2018.03.08 – 2018.04.17
Affinités électives
Galerie Division, Montréal
www.galeriedivision.com
Regroupe les œuvres de Jean-Pierre Gauthier, Michel de Broin, Dominique Sirois, Louis Bouvier, Grégory Chatonsky et Mathieu Latulippe. Sous le commissariat de Aseman Sabet.
Les forces d’attraction inhérentes aux réactions chimiques trouvent-elles écho dans la sphère des relations humaines ? Cette question dessine les contours du roman que Goethe publie en 1809 et dont cette exposition emprunte le titre. D’entrée de jeu, “Les affinités électives” relève d’un libre dialogue entre la science et la sensibilité. L’auteur aborde les rapprochements naturels, suppose l’idée d’un déterminisme affectif et interroge au détour la part qui revient à la décision dans les élans passionnels. Partant de ces considérations, il s’agit ici d’offrir un espace de réflexions sur les liens entre les registres scientifiques et affectifs, en recoupant les notions d’utopie, de technologie, d’identité, de nomenclature et d’histoire. À travers cette diversité de points de vue, les oeuvres déploient une charge sensorielle. Les évocations de la chair et des textures telluriques côtoient les références olfactives et haptiques, projetant la corporalité dans des fictions anthropomorphiques et anachroniques. Les principes d’associations et d’interrelations sont fondamentaux : ils s’articulent de manière autonome dans chacune des propositions, en écho aux mécanismes sélectifs, émotifs et combinatoires qui orientent la mémoire autant que nos anticipations du futur. La réunion de ces six artistes aux parcours distincts découle également d’une volonté d’observer les multiples points de rencontre entre leurs pratiques respectives. En ce sens, le concept d’affinité élective rappelle les procédés d’agencement et de composition dont relève à la fois le travail de l’artiste et celui du commissaire. Par extension, il permet de penser à la fonction structurante du tissu relationnel dans le monde de l’art.

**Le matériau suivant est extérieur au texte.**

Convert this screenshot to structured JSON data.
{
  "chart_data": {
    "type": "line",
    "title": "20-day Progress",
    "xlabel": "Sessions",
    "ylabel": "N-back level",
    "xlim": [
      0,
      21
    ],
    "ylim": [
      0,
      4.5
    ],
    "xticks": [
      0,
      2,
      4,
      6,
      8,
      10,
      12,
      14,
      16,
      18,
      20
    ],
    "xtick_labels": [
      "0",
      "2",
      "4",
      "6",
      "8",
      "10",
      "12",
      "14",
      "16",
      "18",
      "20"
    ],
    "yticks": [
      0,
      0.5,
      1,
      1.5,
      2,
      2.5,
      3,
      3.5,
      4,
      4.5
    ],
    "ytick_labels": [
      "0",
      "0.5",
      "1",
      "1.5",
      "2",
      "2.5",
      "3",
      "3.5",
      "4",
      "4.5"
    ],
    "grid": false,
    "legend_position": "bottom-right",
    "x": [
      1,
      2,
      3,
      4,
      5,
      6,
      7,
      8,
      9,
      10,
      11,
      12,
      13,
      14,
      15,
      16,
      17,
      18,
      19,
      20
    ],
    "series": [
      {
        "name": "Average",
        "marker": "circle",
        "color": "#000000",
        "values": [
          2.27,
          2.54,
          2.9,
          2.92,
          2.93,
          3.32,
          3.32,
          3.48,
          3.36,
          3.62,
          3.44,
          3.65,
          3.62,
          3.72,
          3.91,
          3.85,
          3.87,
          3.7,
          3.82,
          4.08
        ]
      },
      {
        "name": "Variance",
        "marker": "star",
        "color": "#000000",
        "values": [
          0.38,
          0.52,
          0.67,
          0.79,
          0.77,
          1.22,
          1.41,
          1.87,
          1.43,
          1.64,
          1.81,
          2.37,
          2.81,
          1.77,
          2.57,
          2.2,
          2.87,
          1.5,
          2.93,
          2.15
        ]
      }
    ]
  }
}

Tube, 2016, 22 x 72 x 32 in
Un grand tube de plâtre repose sur une civière à la manière d’un corps anonyme dont la solitude et l’état de vulnérabilité appellent une certaine empathie. Ce boyau dénudé peut aussi évoquer un élément de plomberie, un segment circulatoire découpé et isolé de son réseau. Bien que l’ouverture béante traversant la forme d’un bout à l’autre brouille la distinction entre l’intérieur et l’extérieur, l’objet impose une masse sculpturale, un poids matériel dont la singularité met à distance le contexte référentiel médical. Le caractère intrigant de la forme tubulaire est renforcé par le vide incertain que ses deux orifices donnent à voir. L’œuvre met en relief l’attention de l’artiste pour les assemblages imprévisibles et la recherche de nouvelles configurations du sensible.
Crépuscule # 256, 2017, 120 x 120 x 13 cm
256 ampoules éclatées sont alignées sur une grille de seize rangées, à égale distance les unes des autres. Des fragments de bulbes brisés tiennent encore aux culots, alors que d’autres ont complètement disparu, ne laissant voir que la tige et les fils conducteurs. Sous un boîtier transparent qui les protège dorénavant des forces extérieures, elles apparaissent comme les décombres d’une architecture qui aurait subi une commotion extrême, soufflée par une déflagration. Si la portée symbolique de l’ampoule allumée renvoie aux idées innovatrices et à la figure du génie, l’éclatement de l’objet peut signaler l’obscurantisme ou les dérives de la pensée. Ce cimetière d’ampoules éclatées s’ouvre ainsi à des lectures plurielles, allant de l’obsolescence à la faillite de la raison. Les innovations techniques promettent un monde délivré de la misère, mais elles peuvent aussi mettre en œuvre de nouvelles formes de domination et de violence.